Майор Володин неспешно переводит спокойный властный взгляд на следователя. Его уверенная повадка, не задавленное шестью месяцами заключения чувство собственного достоинства заставляют следователя поспешно добавить:
– Поймите, Николай Алексеевич, я помочь вам хочу. У суда может сложиться впечатление о вас, как об очень жестоком человеке. У суда может сложиться впечатление, что вы оправдываете убийство. Ведь всегда есть выбор.
– Выбор?! – взгляд майора острый, точно отточенный клинок, в глазах стальной блеск. – Я не мог поступить иначе. Слишком много моих ребят здесь легло…
«Не мог поступить иначе…» «Не мог…» «Не мог…» – застревает, бьется, пульсирует в мозгу. Слова звучат уверенностью, как слова человека правого. Слова звучат болью, как слова человека, вынужденного поступить так, а не иначе. Слова звучат как всего лишь слова, не способные радикально что-либо изменить: ни воскресить погибших товарищей, ни прервать адский круг по большому счету бессмысленных, но неизбежных жертв на войне.

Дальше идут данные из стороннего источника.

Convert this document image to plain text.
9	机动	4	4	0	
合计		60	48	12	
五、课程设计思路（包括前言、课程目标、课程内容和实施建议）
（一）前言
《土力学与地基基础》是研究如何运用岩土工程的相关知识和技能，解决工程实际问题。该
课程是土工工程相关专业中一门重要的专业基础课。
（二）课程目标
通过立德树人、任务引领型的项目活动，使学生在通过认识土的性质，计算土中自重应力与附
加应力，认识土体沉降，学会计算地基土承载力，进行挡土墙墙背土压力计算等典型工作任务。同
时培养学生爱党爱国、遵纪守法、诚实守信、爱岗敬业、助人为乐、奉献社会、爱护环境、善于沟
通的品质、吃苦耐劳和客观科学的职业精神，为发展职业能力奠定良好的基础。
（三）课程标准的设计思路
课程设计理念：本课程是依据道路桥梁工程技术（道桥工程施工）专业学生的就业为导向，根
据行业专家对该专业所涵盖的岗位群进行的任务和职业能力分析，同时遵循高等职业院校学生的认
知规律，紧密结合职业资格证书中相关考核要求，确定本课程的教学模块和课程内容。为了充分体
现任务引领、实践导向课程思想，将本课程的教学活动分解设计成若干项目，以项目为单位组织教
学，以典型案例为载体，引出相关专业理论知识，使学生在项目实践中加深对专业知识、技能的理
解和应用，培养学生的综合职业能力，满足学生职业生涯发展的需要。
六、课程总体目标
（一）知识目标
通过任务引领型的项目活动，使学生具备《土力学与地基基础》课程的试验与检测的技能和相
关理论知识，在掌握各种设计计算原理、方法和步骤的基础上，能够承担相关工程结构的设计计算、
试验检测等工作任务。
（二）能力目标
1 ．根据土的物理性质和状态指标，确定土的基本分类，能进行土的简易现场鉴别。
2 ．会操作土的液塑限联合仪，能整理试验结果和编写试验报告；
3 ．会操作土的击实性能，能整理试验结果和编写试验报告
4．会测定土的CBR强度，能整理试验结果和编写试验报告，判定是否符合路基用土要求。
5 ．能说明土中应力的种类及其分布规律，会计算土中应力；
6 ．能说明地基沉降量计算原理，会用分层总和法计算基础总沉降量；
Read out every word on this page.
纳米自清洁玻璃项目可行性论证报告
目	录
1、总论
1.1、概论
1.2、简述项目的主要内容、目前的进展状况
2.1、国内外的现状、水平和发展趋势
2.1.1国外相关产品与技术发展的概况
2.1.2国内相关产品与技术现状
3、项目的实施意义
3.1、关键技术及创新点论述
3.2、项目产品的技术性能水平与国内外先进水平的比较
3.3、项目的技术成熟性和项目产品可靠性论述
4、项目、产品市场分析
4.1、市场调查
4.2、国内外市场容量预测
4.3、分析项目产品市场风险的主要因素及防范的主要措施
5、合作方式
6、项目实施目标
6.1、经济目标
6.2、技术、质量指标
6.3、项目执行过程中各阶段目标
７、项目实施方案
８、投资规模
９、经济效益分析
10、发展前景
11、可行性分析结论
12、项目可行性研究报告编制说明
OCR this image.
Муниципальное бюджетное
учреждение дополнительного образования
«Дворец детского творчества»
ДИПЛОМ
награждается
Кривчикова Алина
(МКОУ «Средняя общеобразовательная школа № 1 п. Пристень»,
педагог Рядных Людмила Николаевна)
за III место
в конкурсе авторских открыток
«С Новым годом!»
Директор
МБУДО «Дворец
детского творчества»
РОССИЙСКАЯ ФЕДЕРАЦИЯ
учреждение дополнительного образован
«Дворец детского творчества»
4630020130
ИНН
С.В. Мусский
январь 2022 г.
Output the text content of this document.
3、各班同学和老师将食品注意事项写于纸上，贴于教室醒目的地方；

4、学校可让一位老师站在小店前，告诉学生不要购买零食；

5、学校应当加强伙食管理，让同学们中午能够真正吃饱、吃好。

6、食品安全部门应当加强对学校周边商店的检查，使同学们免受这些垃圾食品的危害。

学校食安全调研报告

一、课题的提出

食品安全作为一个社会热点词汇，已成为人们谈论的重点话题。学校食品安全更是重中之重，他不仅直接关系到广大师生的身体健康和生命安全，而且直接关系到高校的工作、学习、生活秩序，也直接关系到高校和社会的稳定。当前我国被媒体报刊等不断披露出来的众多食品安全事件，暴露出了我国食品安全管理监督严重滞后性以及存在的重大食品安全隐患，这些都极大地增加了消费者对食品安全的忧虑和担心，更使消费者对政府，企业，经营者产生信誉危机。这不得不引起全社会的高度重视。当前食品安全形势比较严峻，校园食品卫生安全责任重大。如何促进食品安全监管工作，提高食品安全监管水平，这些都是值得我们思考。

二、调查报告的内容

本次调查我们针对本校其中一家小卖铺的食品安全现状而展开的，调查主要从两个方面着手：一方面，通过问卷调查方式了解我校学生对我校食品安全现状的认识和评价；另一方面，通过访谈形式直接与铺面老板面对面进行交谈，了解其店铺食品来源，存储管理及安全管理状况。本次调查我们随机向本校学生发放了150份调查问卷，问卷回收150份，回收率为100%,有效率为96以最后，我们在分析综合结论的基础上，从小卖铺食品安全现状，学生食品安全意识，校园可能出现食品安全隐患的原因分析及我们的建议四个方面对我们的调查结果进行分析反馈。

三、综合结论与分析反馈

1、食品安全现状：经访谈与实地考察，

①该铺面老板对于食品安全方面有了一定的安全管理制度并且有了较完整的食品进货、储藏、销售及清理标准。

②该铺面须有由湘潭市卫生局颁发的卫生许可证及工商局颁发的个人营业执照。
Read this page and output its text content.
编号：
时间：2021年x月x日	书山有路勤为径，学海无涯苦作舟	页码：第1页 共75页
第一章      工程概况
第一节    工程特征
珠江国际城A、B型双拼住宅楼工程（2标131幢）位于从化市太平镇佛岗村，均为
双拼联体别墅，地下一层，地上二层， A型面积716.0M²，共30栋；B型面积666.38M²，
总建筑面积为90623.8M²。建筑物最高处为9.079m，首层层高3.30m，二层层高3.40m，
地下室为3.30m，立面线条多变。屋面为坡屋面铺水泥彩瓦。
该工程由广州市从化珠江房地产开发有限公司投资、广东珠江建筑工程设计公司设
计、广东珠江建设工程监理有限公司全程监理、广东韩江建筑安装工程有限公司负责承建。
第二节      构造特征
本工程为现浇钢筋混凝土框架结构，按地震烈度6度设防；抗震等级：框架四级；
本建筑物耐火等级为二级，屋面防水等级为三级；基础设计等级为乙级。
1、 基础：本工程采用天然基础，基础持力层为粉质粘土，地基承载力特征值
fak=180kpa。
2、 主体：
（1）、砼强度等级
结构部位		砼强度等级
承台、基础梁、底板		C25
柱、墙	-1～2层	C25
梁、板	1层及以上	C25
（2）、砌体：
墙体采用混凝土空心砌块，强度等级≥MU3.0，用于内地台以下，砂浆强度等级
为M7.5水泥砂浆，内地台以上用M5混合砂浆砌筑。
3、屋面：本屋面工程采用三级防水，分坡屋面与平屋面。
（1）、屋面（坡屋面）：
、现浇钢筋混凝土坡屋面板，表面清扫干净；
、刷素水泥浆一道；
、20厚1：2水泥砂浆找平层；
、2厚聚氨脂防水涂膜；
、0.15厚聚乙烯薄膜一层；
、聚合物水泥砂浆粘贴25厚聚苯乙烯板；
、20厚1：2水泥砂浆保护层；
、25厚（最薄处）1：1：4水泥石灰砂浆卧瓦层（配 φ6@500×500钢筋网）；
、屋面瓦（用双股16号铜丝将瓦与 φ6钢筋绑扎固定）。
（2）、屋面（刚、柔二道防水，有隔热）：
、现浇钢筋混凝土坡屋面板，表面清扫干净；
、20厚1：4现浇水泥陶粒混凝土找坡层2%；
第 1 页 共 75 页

– Зачистка – всегда крайняя мера. Идет война. Война предполагает жестокость, – голос майора Володина теперь приобретает оттенок металла. – Есть враг. Этот враг стреляет. Стреляет в тебя, в твоего командира, в необстрелянного «черпака». Стреляет в твоего боевого товарища, брата по духу, с которым ты еще в первую чеченскую, который тебе спину прикрывал в мясорубке, где лег каждый второй! – майор понизил голос, добавил жестко, сквозь зубы, чуть надменно, как не обстрелянному юнцу: – Война – это не игра, гражданин следователь. Это жестокость, грязь, пот и слезы. И если я замочил суку, что сожгла БТР с моими хлопцами, – он в упор посмотрел на следователя, – я поступил правильно! Именно так поступают с врагом на войне. Если б я мог уничтожить ублюдка еще раз, я бы сделал это, испытывая глубокое моральное удовлетворение. И мне плевать, – он цинично усмехнулся, сквозь зубы сплюнул на пол, – сколько жен или детей у него осталось! Заразу надо душить в зародыше! Душить!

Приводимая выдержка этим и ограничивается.